# 1. Introduction

This post will explore a common algorithmic challenge in linked list manipulation – reversing a singly linked list. Reversing a linked list is a fundamental problem in computer science and is often used as a stepping stone to understand more complex linked list operations.

## Problem

The task is to reverse a singly linked list. Given the head of a linked list, we need to reverse the list such that the head points to the last node, and each node points to its previous node, eventually returning the new head of the reversed list.

# 2. Solution Steps

1. Initialize three pointers: *prev* (null initially), *current* (pointing to head), and *next*.

2. Iterate through the list. In each iteration:

a. Temporarily store the next node (*next = current.next*).

b. Reverse the current node’s pointer (*current.next = prev*).

c. Move *prev* and *current* one step forward (*prev = current*, *current = next*).

3. Continue this process until *current* becomes null.

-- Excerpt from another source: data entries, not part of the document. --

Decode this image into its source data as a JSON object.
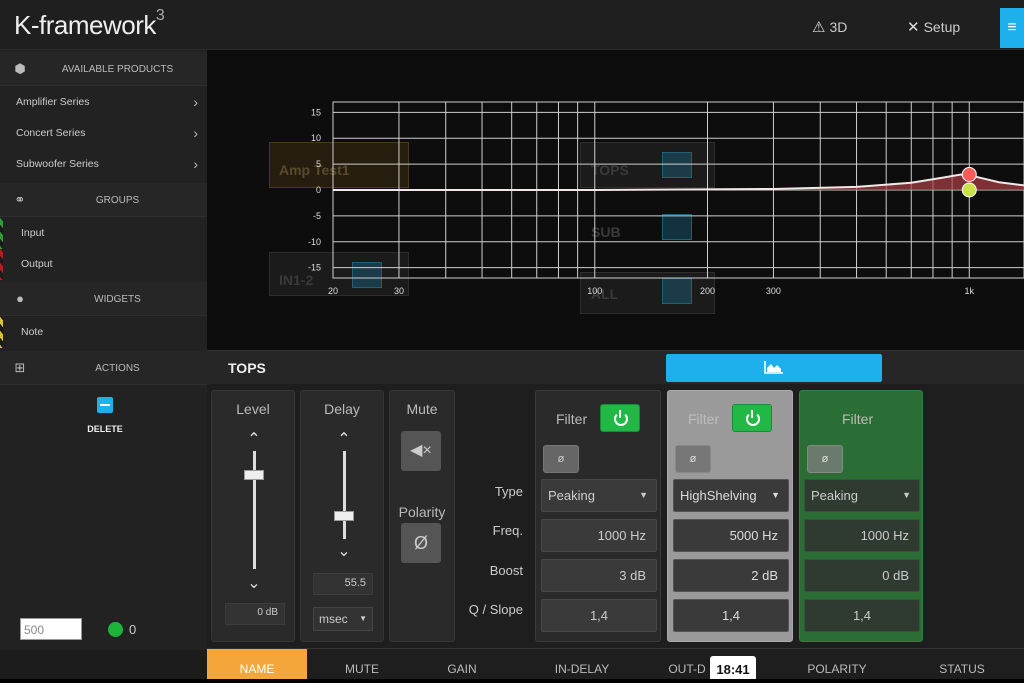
{
  "app": {
    "logo": "K-framework",
    "logo_sup": "3",
    "nav": [
      {
        "label": "3D",
        "icon": "3d-cube-icon"
      },
      {
        "label": "Setup",
        "icon": "wrench-icon"
      }
    ],
    "menu_icon": "hamburger-menu-icon",
    "accent": "#1eb0ec"
  },
  "sidebar": {
    "available_products": {
      "heading": "AVAILABLE PRODUCTS",
      "items": [
        "Amplifier Series",
        "Concert Series",
        "Subwoofer Series"
      ]
    },
    "groups": {
      "heading": "GROUPS",
      "items": [
        "Input",
        "Output"
      ]
    },
    "widgets": {
      "heading": "WIDGETS",
      "items": [
        "Note"
      ]
    },
    "actions": {
      "heading": "ACTIONS",
      "delete_label": "DELETE"
    },
    "value_input": "500",
    "status_count": "0"
  },
  "graph": {
    "ghost_labels": [
      "Amp Test1",
      "TOPS",
      "SUB",
      "ALL",
      "IN1-2"
    ],
    "y_ticks": [
      "15",
      "10",
      "5",
      "0",
      "-5",
      "-10",
      "-15"
    ],
    "x_ticks": [
      "20",
      "30",
      "100",
      "200",
      "300",
      "1k"
    ]
  },
  "chart_data": {
    "type": "line",
    "title": "",
    "xlabel": "",
    "ylabel": "",
    "x_scale": "log",
    "xlim": [
      20,
      1400
    ],
    "ylim": [
      -17,
      17
    ],
    "y_tick_values": [
      15,
      10,
      5,
      0,
      -5,
      -10,
      -15
    ],
    "x_tick_values": [
      20,
      30,
      100,
      200,
      300,
      1000
    ],
    "series": [
      {
        "color": "#b0404a",
        "x": [
          20,
          100,
          300,
          500,
          700,
          850,
          950,
          1050,
          1200,
          1400
        ],
        "y": [
          0,
          0,
          0.2,
          0.6,
          1.4,
          2.4,
          3.0,
          2.5,
          1.5,
          0.9
        ]
      }
    ],
    "markers": [
      {
        "x": 1000,
        "y": 3,
        "color": "#ff5a5a"
      },
      {
        "x": 1000,
        "y": 0,
        "color": "#c8e04a"
      }
    ],
    "grid": true
  },
  "panel": {
    "title": "TOPS",
    "graph_toggle_icon": "area-chart-icon",
    "level": {
      "title": "Level",
      "value": "0 dB",
      "level_fraction": 0.8
    },
    "delay": {
      "title": "Delay",
      "value": "55.5",
      "unit": "msec"
    },
    "mute": {
      "title": "Mute",
      "icon": "speaker-muted-icon"
    },
    "polarity": {
      "title": "Polarity",
      "symbol": "Ø"
    },
    "row_labels": [
      "Type",
      "Freq.",
      "Boost",
      "Q / Slope"
    ],
    "filters": [
      {
        "title": "Filter",
        "phase": "ø",
        "type": "Peaking",
        "freq": "1000 Hz",
        "boost": "3 dB",
        "q": "1,4",
        "enabled": true
      },
      {
        "title": "Filter",
        "phase": "ø",
        "type": "HighShelving",
        "freq": "5000 Hz",
        "boost": "2 dB",
        "q": "1,4",
        "enabled": true
      },
      {
        "title": "Filter",
        "phase": "ø",
        "type": "Peaking",
        "freq": "1000 Hz",
        "boost": "0 dB",
        "q": "1,4",
        "enabled": false
      }
    ]
  },
  "tabs": [
    "NAME",
    "MUTE",
    "GAIN",
    "IN-DELAY",
    "OUT-D",
    "POLARITY",
    "STATUS"
  ],
  "active_tab": "NAME",
  "time_badge": "18:41"
}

4. At the end, *prev* will be pointing to the new head of the reversed list.

5. Return *prev* as the head of the reversed list.

# 3. Code Program

```
class ListNode {
int val;
ListNode next;
ListNode(int x) { val = x; }
}
public class ReverseLinkedList {
public static void main(String[] args) {
// Example use case
ListNode head = new ListNode(1);
head.next = new ListNode(2);
head.next.next = new ListNode(3);
head.next.next.next = new ListNode(4);
head.next.next.next.next = new ListNode(5);
ListNode result = reverseList(head);
while (result != null) {
System.out.print(result.val + " ");
result = result.next;
}
}
// Function to reverse a singly linked list
public static ListNode reverseList(ListNode head) {
ListNode prev = null;
ListNode current = head;
ListNode next = null;
while (current != null) {
next = current.next; // Temporarily store the next node
current.next = prev; // Reverse the current node's pointer
prev = current; // Move prev one step forward
current = next; // Move current one step forward
}
return prev; // prev is now the new head
}
}
```

### Output:

5 4 3 2 1

### Explanation:

1. *reverseList*: This function reverses a singly linked list.

2. It uses three pointers (*prev*, *current*, and *next*) to reverse the direction of the list. *prev* tracks the new list being formed, *current* tracks the current node in the original list, and *next* is used to temporarily store the next node.

3. In each iteration, the function reverses the *next* pointer of the *current* node and then moves both *prev* and *current* forward by one node.

4. The process continues until *current* reaches the end of the list (*null*).

5. At this point, *prev* points to the new head of the reversed list.

6. This approach efficiently reverses the list in place with O(1) extra space and O(n) time complexity.